D is awesome, my situation, questions

mike.benfield at gmail.com mike.benfield at gmail.com
Sat Jun 3 22:55:08 PDT 2006


In article <e5te5l$2l63$1 at digitaldaemon.com>, Jarrett Billingsley says...
>

>Hehe, pattern matching.  Funny you mention that, as there was a brief (read: 
>2-week) period when D had built-in regexp operators 

Actually I was thinking about ML-style pattern matching on constructors
rather than regexps (regexps are cool too but yeah, it makes sense for
them to be in a library).

>And lastly, variant types - I suppose if you're still thinking in 
>"dynamically typed" terms, you'd miss them, but I've never needed anything 
>like them; when thinking in object-oriented terms, anyway, polymorphism is 
>usually more than enough, and when you need something that can accept 
>multiple types, there's templates.  You might also want to look into 
>std.boxer - the Box type is basically a typesafe variant. 

I think we may mean different things by variant types also.

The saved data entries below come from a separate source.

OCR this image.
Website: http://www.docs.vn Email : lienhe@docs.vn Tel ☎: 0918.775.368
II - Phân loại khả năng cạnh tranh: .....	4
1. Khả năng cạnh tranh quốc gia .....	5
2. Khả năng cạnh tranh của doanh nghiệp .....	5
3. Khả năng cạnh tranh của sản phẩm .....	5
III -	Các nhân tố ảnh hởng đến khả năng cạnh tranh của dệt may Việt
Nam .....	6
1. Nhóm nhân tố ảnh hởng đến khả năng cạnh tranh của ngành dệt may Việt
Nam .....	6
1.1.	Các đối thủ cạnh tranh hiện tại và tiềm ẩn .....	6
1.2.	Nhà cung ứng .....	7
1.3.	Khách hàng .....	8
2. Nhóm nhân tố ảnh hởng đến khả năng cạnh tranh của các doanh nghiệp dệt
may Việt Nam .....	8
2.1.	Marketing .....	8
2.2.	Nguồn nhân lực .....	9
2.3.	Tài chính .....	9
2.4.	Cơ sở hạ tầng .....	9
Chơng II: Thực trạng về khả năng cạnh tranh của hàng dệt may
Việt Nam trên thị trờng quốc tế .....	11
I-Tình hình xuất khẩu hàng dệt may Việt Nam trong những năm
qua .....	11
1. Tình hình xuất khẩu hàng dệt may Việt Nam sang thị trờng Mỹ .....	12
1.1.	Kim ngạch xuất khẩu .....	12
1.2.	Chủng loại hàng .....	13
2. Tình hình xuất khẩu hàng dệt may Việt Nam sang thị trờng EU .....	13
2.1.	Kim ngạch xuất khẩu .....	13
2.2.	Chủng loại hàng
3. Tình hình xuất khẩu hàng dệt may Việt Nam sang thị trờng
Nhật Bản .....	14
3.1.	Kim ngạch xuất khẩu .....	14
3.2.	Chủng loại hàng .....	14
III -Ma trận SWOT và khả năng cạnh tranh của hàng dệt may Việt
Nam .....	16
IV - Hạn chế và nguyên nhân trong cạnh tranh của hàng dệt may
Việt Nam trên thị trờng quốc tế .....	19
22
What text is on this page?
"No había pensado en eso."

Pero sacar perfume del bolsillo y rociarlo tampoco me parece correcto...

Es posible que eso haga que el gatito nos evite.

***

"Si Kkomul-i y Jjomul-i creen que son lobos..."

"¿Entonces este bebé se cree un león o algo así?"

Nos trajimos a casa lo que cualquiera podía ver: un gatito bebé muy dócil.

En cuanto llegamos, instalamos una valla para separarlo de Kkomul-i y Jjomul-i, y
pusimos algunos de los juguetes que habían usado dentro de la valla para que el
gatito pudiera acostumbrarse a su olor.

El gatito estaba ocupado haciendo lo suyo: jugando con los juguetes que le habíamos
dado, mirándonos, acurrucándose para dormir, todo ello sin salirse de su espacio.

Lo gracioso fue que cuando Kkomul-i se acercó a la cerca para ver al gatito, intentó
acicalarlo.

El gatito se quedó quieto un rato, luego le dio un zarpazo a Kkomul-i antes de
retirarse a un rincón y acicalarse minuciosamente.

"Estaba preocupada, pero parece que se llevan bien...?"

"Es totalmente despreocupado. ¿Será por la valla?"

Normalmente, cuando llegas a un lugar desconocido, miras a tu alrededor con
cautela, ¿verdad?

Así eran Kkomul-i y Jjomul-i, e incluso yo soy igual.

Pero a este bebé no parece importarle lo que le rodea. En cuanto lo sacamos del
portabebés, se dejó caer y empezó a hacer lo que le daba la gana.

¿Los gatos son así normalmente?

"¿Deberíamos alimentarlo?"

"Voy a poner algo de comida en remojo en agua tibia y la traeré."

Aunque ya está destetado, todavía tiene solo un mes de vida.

The variant types
I'm talking about are a feature of statically typed languages like ML, Haskell,
and Scala. They're somewhat like unions but are type safe and very convenient
to use (in conjunction with pattern matching). Flying Frog Consultancy has a
comparison of a ray tracer implementation in OCaml vs. C++:

http://www.ffconsultancy.com/free/ray_tracer/comparison.html

See how much more verbose the C++ is, partially because of the necessity
to use the C++ object oriented features to express what variant types
express more concisely.

(They also have the same comparison, but with Standard ML vs. C++:

http://www.ffconsultancy.com/free/ray_tracer/comparison_cpp_vs_sml.html

SML trounces the C++ program in performance too, but that's not really
fair since they compiled with it with mlton, a whole program optimizing
compiler.)

Scala does a good job of implementing variant types and pattern matching
in a language that looks more like C++ than ML.